The Performance Metrics panel adapts to the task. Classification shows accuracy, precision, recall, F1, and AUC-ROC, with cross-validation fold scores below. Regression swaps in R², RMSE, MAE, and MSE. Clustering reports silhouette score and inertia. The Confusion Matrix renders at the true class count — three classes for wine, ten for digits — with correct predictions on the diagonal.
Reading the Model

The Feature Importance chart names the actual columns that drove the model's decisions — not generic placeholders — so the output is interpretable against the domain. The Learning Curve plots training versus validation performance as data grows, and calls out the gap between them: a small gap means a healthy fit, a large one signals overfitting. That single diagnostic is one of the most useful things a modeler can see.

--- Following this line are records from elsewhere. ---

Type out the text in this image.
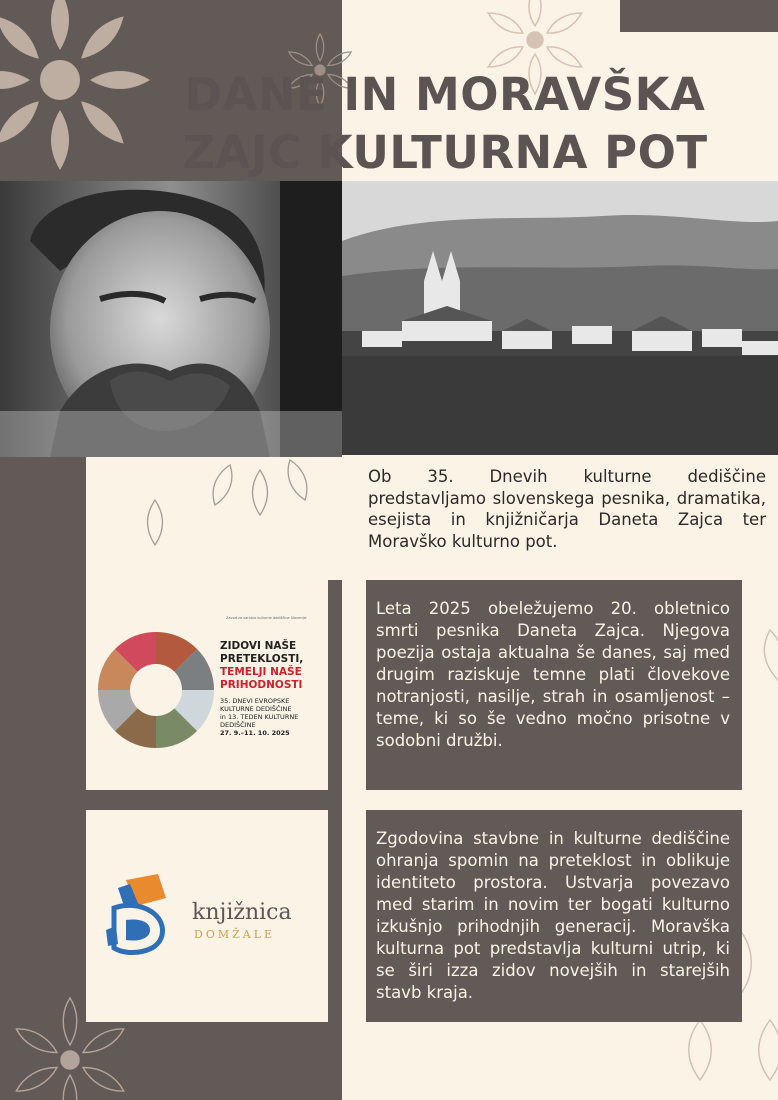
DANE IN MORAVŠKA
ZAJC KULTURNA POT

Ob 35. Dnevih kulturne dediščine predstavljamo slovenskega pesnika, dramatika, esejista in knjižničarja Daneta Zajca ter Moravško kulturno pot.

Zavod za varstvo kulturne dediščine Slovenije
ZIDOVI NAŠE
PRETEKLOSTI,
TEMELJI NAŠE
PRIHODNOSTI
35. DNEVI EVROPSKE
KULTURNE DEDIŠČINE
in 13. TEDEN KULTURNE
DEDIŠČINE
27. 9.–11. 10. 2025
Leta 2025 obeležujemo 20. obletnico smrti pesnika Daneta Zajca. Njegova poezija ostaja aktualna še danes, saj med drugim raziskuje temne plati človekove notranjosti, nasilje, strah in osamljenost – teme, ki so še vedno močno prisotne v sodobni družbi.
knjižnica
DOMŽALE
Zgodovina stavbne in kulturne dediščine ohranja spomin na preteklost in oblikuje identiteto prostora. Ustvarja povezavo med starim in novim ter bogati kulturno izkušnjo prihodnjih generacij. Moravška kulturna pot predstavlja kulturni utrip, ki se širi izza zidov novejših in starejših stavb kraja.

Regression on Business Data
Switching to regression on the DP Sound supply-chain dataset shows the tester on domain data. A Random Forest Regressor predicting demand reaches an R² of 95%, and the feature importances put demand at the top — the model correctly identifies the dominant driver in the data.

Experiments Worth Running
Because the training is real, the tester rewards experimentation — the results respond to what you change, and change in ways that teach:
- Tune a hyperparameter. Set max depth from 10 to 1 on the Wine tree and watch accuracy fall sharply — a shallow tree cannot separate three cultivars. Raise it back and accuracy returns.

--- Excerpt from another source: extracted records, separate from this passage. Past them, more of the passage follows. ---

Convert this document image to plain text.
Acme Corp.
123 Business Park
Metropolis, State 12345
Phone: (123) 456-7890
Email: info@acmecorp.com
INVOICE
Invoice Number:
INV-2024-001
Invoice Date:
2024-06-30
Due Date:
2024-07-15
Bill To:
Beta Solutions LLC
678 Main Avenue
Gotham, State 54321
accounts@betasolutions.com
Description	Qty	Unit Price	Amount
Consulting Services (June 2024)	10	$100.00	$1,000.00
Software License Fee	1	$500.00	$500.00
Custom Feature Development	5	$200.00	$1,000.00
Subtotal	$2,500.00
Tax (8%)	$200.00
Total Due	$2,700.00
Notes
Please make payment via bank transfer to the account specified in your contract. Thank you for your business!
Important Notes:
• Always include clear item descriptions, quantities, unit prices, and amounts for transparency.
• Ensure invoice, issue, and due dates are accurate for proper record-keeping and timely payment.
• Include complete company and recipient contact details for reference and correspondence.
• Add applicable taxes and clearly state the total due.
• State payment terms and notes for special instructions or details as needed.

- Compare algorithms on one dataset. Run Logistic Regression, then Random Forest, then SVM on the same data and compare their confusion matrices and AUCs.
- Watch the learning curve. A widening train-validation gap is overfitting; try more cross-validation folds or a simpler model and see it narrow.
- Read the importances against the domain. Flavanoids for wine, petal width for iris, demand for a demand-driven target — the model surfaces what actually matters.
- Get AI Analysis. After a run, the built-in insights button has the local model interpret the metrics in plain language.
Try It
Open AI Tools → ML Tester, start with Wine Quality and a Decision Tree, and train. Then change one thing at a time — the algorithm, the depth, the dataset — and watch every panel respond. It is a fast, safe way to build intuition for how models actually behave, from confusion matrices to overfitting, without writing a line of code.